At the present time, there is no direct support for this, but there are hints that it may be the case. Sato (2012) cited a Japanese paper as finding that 1.5 milligrams of MK-4, but not 500 μg, improved the carboxylation of osteocalcin. Not even the abstract seems to be available in English, so it is difficult to evaluate the study. Later, Nakamura (2014) showed that only 600 μg of MK-4 is needed, but in this study the researchers simply gave the same people higher and higher doses each week and waited for osteocalcin carboxylation to improve. For all we know, their lowest dose, 300 μg, would have worked if they had given it longer than a week. In seeming contrast to MK-4, MK-7 improves osteocalcin carboxylation with as little as 100 μg (Knapen, 2012; Inaba, 2015).
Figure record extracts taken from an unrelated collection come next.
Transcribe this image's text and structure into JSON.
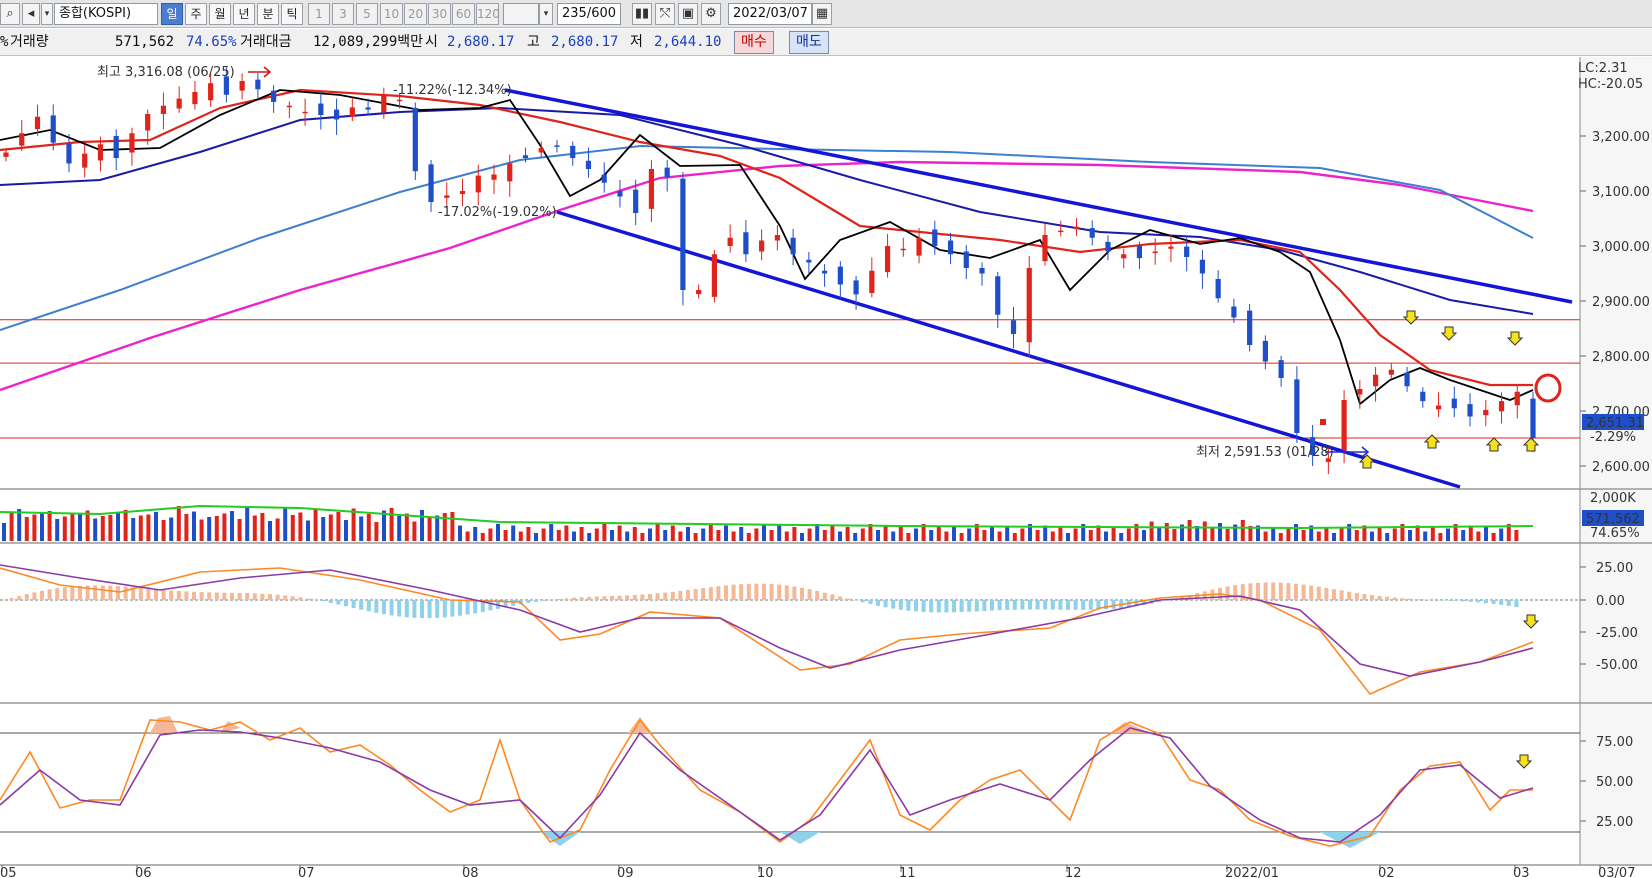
{
  "toolbar": {
    "symbol": "종합(KOSPI)",
    "period_buttons": [
      "일",
      "주",
      "월",
      "년",
      "분",
      "틱"
    ],
    "selected_period": "일",
    "interval_buttons": [
      "1",
      "3",
      "5",
      "10",
      "20",
      "30",
      "60",
      "120"
    ],
    "count": "235",
    "count_total": "/600",
    "date": "2022/03/07"
  },
  "quote": {
    "volume_label": "거래량",
    "volume_value": "571,562",
    "volume_pct": "74.65%",
    "amount_label": "거래대금",
    "amount_value": "12,089,299백만",
    "open_label": "시",
    "open_value": "2,680.17",
    "high_label": "고",
    "high_value": "2,680.17",
    "low_label": "저",
    "low_value": "2,644.10",
    "buy_label": "매수",
    "sell_label": "매도",
    "left_glyph": "%"
  },
  "colors": {
    "up": "#e0241b",
    "down": "#1f4fc8",
    "ma5": "#000000",
    "ma20": "#e0241b",
    "ma60": "#1a1aa8",
    "ma120": "#3f7fcf",
    "ma240": "#ee22cc",
    "trend": "#1515d8"
  },
  "price_axis": [
    "3,200.00",
    "3,100.00",
    "3,000.00",
    "2,900.00",
    "2,800.00",
    "2,700.00",
    "2,600.00"
  ],
  "price_current": "2,651.31",
  "price_change": "-2.29%",
  "lc_label": "LC:2.31",
  "hc_label": "HC:-20.05",
  "annotations": {
    "high": "최고 3,316.08 (06/25)",
    "low": "최저 2,591.53 (01/28)",
    "pct1": "-11.22%(-12.34%)",
    "pct2": "-17.02%(-19.02%)"
  },
  "volume_axis": [
    "2,000K"
  ],
  "volume_current": "571,562",
  "volume_pct": "74.65%",
  "macd_axis": [
    "25.00",
    "0.00",
    "-25.00",
    "-50.00"
  ],
  "stoch_axis": [
    "75.00",
    "50.00",
    "25.00"
  ],
  "date_axis": [
    "05",
    "06",
    "07",
    "08",
    "09",
    "10",
    "11",
    "12",
    "2022/01",
    "02",
    "03",
    "03/07"
  ],
  "chart_data": {
    "type": "candlestick",
    "series": "KOSPI daily",
    "ylim": [
      2560,
      3340
    ],
    "close": [
      3170,
      3205,
      3235,
      3188,
      3150,
      3168,
      3185,
      3160,
      3205,
      3240,
      3255,
      3268,
      3280,
      3296,
      3275,
      3300,
      3285,
      3262,
      3255,
      3244,
      3238,
      3230,
      3252,
      3248,
      3274,
      3266,
      3136,
      3080,
      3092,
      3100,
      3128,
      3130,
      3150,
      3160,
      3178,
      3182,
      3160,
      3140,
      3115,
      3090,
      3060,
      3140,
      3125,
      2920,
      2920,
      2985,
      3015,
      2985,
      3010,
      3020,
      2985,
      2970,
      2950,
      2930,
      2912,
      2955,
      3000,
      2995,
      3015,
      3000,
      2985,
      2960,
      2950,
      2875,
      2840,
      2960,
      3020,
      3028,
      3035,
      3015,
      2990,
      2985,
      2978,
      2990,
      2999,
      2980,
      2950,
      2905,
      2870,
      2820,
      2790,
      2760,
      2660,
      2620,
      2614,
      2720,
      2740,
      2766,
      2775,
      2745,
      2718,
      2710,
      2705,
      2690,
      2702,
      2718,
      2735,
      2651
    ]
  }
}
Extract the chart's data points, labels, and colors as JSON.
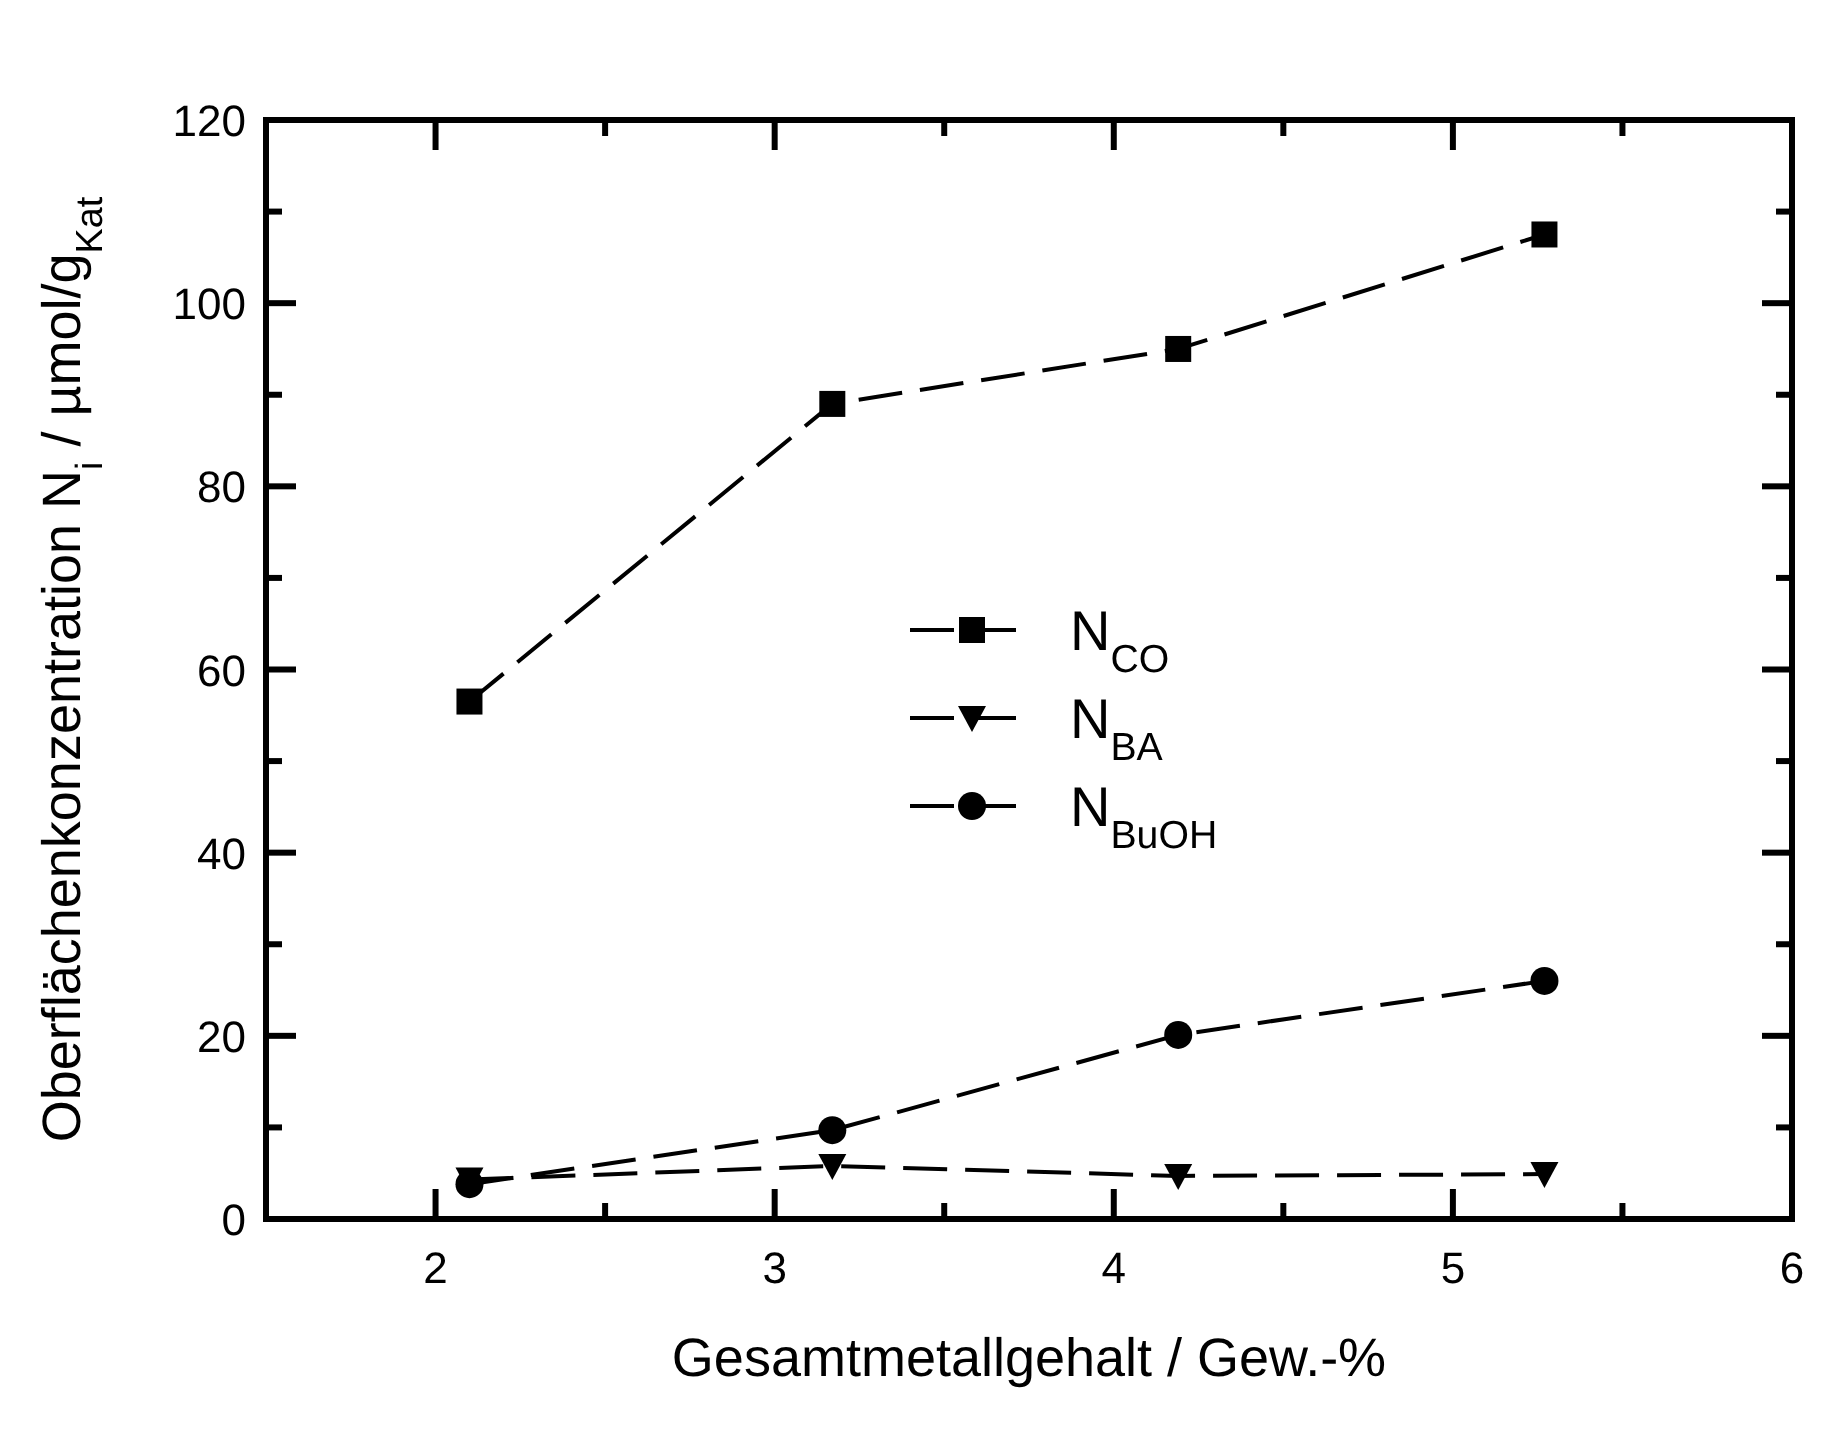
{
  "chart_data": {
    "type": "line",
    "xlabel": "Gesamtmetallgehalt  /  Gew.-%",
    "ylabel": "Oberflächenkonzentration N$_{i}$  /  µmol/g$_{Kat}$",
    "xlim": [
      1.5,
      6
    ],
    "xticks": [
      2,
      {
        "value": 2.5,
        "label": null
      },
      3,
      {
        "value": 3.5,
        "label": null
      },
      4,
      {
        "value": 4.5,
        "label": null
      },
      5,
      {
        "value": 5.5,
        "label": null
      },
      6
    ],
    "ylim": [
      0,
      120
    ],
    "yticks": [
      0,
      {
        "value": 10,
        "label": null
      },
      20,
      {
        "value": 30,
        "label": null
      },
      40,
      {
        "value": 50,
        "label": null
      },
      60,
      {
        "value": 70,
        "label": null
      },
      80,
      {
        "value": 90,
        "label": null
      },
      100,
      {
        "value": 110,
        "label": null
      },
      120
    ],
    "grid": false,
    "legend": "center",
    "series": [
      {
        "name": "N$_{CO}$",
        "color": "#000000",
        "marker": "square",
        "line_style": "dashed",
        "x": [
          2.1,
          3.17,
          4.19,
          5.27
        ],
        "values": [
          56.5,
          89,
          95,
          107.5
        ]
      },
      {
        "name": "N$_{BA}$",
        "color": "#000000",
        "marker": "triangle",
        "line_style": "dashed",
        "x": [
          2.1,
          3.17,
          4.19,
          5.27
        ],
        "values": [
          4.3,
          5.8,
          4.7,
          4.9
        ]
      },
      {
        "name": "N$_{BuOH}$",
        "color": "#000000",
        "marker": "circle",
        "line_style": "dashed",
        "x": [
          2.1,
          3.17,
          4.19,
          5.27
        ],
        "values": [
          3.8,
          9.7,
          20.1,
          26
        ]
      }
    ]
  }
}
Placing these studies side by side, they seem to suggest that improvements in osteocalcin carboxylation require much lower doses of MK-7 than of MK-4. However, the studies had different designs and were conducted in different populations that may have had different nutritional needs and different responses to vitamin K supplementation. In fact, Inaba (2015) fed MK-7 for four weeks while Nakamura (2014) only fed each dose of MK-4 for one week. This alone could explain the difference. To date, no one has compared the osteocalcin response to MK-4 and MK-7 head-to-head."